Gerringong's Gwenda and Stanley Jarrett were at first "a hard no" when it came to the Voice to Parliament.
The grassroots community leaders - Mrs Jarrett a Dharawal, Yuin and Wandandian Nation woman and her husband Mr Jarrett a Gumbaynggirr and Punthamarra man - were upset with the process of the Uluru Statement of the Heart, which led to the Voice.
But over time they changed their minds, and now are voting yes in the referendum to enshrine an Indigenous Voice to Parliament in Australia's constitution.
"We believe that there was a lack of consultation, and when you look at Australia, we come from different parts... and we all have different cultural and spiritual and religious beliefs, even though they're similar," Mrs Jarrett said of the couple's initial opposition to the Voice.
They felt they did not have an opportunity to be a part of the process, she said, even though as community leaders they could contribute and give good advice.
But the Jarretts have since come to feel differently about the Voice, confident it offers an opportunity to move forward and make change.

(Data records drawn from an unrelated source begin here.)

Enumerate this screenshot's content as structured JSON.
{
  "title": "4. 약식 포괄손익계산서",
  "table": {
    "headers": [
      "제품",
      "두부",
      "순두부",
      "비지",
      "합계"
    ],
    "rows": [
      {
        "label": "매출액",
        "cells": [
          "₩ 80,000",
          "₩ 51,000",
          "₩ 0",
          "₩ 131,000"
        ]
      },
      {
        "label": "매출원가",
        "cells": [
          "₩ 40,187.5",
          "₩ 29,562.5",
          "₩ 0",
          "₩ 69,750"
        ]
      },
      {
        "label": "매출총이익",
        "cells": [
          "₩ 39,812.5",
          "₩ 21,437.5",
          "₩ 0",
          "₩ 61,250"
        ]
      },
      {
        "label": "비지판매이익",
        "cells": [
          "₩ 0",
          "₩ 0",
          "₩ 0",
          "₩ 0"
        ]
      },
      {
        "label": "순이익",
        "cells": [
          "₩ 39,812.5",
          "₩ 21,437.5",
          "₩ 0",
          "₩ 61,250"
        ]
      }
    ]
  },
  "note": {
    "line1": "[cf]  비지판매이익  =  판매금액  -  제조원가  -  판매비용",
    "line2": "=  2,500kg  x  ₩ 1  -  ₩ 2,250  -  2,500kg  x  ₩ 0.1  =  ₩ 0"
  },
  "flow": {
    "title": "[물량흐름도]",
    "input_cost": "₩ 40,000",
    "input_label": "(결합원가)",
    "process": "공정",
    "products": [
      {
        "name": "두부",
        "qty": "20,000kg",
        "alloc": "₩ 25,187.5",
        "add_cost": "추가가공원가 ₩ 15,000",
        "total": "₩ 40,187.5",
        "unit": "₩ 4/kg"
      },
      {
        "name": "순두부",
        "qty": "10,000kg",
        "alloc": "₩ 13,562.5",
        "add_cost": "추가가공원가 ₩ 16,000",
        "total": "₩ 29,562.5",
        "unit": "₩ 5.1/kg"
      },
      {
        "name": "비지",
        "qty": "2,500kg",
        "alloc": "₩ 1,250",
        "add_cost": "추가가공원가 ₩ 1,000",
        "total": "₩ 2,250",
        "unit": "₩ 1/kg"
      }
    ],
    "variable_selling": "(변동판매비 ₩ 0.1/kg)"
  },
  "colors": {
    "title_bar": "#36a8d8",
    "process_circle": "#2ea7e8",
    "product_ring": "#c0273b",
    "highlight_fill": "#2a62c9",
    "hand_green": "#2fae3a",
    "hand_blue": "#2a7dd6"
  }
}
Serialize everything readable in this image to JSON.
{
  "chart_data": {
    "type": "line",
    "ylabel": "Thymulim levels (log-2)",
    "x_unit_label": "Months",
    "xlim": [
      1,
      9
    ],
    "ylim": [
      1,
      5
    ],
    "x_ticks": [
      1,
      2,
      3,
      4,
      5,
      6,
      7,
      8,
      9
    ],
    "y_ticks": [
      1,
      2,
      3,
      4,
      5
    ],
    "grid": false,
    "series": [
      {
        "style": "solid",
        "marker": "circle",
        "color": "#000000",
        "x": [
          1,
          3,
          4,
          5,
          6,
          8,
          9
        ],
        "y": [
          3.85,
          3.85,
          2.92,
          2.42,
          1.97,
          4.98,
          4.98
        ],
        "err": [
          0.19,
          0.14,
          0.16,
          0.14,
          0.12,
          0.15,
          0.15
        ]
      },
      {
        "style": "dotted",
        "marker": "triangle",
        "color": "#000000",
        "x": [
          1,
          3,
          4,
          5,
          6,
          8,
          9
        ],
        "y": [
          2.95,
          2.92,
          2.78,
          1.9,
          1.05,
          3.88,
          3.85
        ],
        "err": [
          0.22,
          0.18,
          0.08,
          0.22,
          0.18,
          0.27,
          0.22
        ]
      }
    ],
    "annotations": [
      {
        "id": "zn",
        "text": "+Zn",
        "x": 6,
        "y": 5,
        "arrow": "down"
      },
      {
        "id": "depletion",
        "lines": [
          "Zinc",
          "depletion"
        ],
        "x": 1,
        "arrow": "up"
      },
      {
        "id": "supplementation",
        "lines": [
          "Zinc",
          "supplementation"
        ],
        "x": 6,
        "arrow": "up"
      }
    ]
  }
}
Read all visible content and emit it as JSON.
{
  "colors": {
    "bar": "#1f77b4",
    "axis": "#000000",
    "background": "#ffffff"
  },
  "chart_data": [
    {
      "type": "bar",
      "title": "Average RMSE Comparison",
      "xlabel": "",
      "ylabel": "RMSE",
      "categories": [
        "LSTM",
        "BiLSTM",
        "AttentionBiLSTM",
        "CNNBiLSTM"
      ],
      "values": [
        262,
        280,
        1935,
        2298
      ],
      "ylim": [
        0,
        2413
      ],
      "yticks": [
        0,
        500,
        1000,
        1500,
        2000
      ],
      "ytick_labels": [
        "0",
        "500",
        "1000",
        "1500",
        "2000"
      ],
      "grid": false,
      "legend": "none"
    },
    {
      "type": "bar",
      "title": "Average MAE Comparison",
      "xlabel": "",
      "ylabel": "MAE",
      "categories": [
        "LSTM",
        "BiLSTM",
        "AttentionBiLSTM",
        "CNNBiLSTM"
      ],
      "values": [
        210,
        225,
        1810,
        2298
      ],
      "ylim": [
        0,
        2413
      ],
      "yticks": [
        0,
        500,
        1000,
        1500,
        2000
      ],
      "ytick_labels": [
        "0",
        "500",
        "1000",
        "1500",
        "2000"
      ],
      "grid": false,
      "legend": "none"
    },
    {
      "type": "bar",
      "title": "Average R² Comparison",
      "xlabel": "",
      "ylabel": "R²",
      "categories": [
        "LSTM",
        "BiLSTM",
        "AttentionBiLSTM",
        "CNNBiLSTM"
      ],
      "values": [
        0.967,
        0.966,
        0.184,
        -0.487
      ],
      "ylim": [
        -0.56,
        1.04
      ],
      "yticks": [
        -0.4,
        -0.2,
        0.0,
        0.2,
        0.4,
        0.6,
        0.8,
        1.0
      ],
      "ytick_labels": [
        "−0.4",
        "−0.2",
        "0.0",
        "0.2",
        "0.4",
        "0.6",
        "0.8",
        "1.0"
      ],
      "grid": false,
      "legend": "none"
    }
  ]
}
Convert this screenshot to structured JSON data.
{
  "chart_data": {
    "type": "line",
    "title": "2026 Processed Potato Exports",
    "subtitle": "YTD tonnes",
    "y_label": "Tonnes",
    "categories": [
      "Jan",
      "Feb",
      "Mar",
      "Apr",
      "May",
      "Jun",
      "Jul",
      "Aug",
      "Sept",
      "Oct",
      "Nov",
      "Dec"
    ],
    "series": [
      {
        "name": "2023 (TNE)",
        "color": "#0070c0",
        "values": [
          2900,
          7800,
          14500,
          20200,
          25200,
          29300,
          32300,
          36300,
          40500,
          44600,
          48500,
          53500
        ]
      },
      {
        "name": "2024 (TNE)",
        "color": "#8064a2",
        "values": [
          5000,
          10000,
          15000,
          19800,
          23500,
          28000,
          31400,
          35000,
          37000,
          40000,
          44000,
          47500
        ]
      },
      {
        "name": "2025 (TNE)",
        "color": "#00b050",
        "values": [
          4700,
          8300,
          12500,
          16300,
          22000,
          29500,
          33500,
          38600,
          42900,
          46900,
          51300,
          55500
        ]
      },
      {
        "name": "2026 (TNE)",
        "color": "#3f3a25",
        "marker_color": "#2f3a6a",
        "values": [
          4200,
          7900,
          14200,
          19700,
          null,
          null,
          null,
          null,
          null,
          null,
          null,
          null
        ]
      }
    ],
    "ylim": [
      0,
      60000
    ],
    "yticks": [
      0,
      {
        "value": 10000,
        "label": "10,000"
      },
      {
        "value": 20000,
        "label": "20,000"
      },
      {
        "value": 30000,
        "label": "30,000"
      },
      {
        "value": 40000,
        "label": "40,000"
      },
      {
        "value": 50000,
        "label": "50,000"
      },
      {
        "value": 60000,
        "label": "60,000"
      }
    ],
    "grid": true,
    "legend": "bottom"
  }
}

"We know in our hearts we need to go forward, we can't be stuck here," Mrs Jarrett said.
She said communities on the east coast lacked cultural gathering rights but she hoped the Voice, if passed, would advance these, because it would take the perspectives of people at the grassroots level to parliament.
The Voice was a historic moment for Australia, she said, one that was being watched by the world.
"We've got to have some recognition in this country of the first people born of this country," Mrs Jarrett said.
For Mrs Jarrett, the Voice offers an opportunity for Australians to embrace First Nations people.
"It's either you want us to be part of our country, or you don't. It's a simply yes or no," she said, adding that for those who had been granted citizenship, this should be a conscience vote.
But she acknowledged friends and family were voting no, and she was mindful and respectful of their choice, understanding why Indigenous people made that decision.
Mrs Jarrett thanked Prime Minister Anthony Albanese for bringing the matter to the table.
The referendum, if successful, will see the establishment of a permanent body comprising members chosen by Aboriginal and Torres Strait Islander communities, which will give independent advice to parliament and the government on issues and policy affecting Indigenous people.
Yuin Elder, Uncle Gee Brown
"A lot of people are still unsure about it, but I look at what we've got and what we don't have in our Aboriginal community, I feel we should vote yes for that, so we can get something out of it," Uncle Gee said.
"People are running around saying we should be voting for a treaty; a treaty's got to come after this one, it's the only way we can do it."
Wiradjuri man Jesse Lowe
"I'll be voting yes... I've spoken with elders, I've spoken with different people and it's been a tricky one, I've been back and forth myself," Mr Lowe said.
"But at the end of the day I feel moving forward as a mob and as a community, across all of Australia... I feel like we can all come together and live in harmony, and having a Voice can't be that bad.
"I feel like it's one step further to all coming to a place together."